After some wrangling, I was able to get a plugsync object that could change the tempo and start/stop the piano roll. But nothing was playing on the instrument that this device was routing to in Ableton. All the watchpoints were showing the right tempo data in the first half and midi data near the output.

So I started over, tried again... no luck until in the middle of me staring at this thing in frustration suddenly my midi device in Live started playing audio. Uhhh what the hell. To try and capture whatever random progress I made, I saved the patch. Playback from the Max patch stopped. No audio again. What the hell. I clicked every click in every mode, and then suddenly a random alt-click on the piano roll. in edit mode made everything start going again. So I guess it needed a state change to make the sequencer go?

I read through the chapter. The watch_me function monitors the sequencer list for changes before sending on/off info to the rest. But that shouldnt apply to the piano roll. In trying to understand this, I broke it again, recopied and configured in, and I was able to trigger the patch by alt-clicking in the plugin view in Ableton.

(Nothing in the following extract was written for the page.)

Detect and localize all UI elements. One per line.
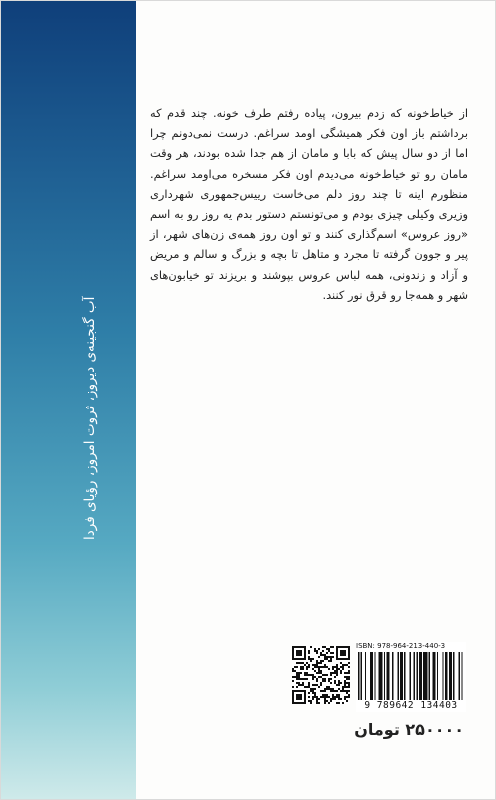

Sigh. I read some more details about how this all works in the book chapter. Turns out there was a bit at the end on getting this to work in a max4live patch, using a different example patch that used an amxd~ device. This did not work at all, even trying to wire in the tricks I had developed in the first pass. ughhhhhh

So, unfortunately, after ~3 hours of this, I'm coming away with the notion that Max 4 Live is an incredibly bumpy ride. I don't really know how polished AMXD developers do their thing. I guess I'll keep trying to get through this book and see if I can come up with some better techniques but maybe I'll just focus on learning Glicol instead.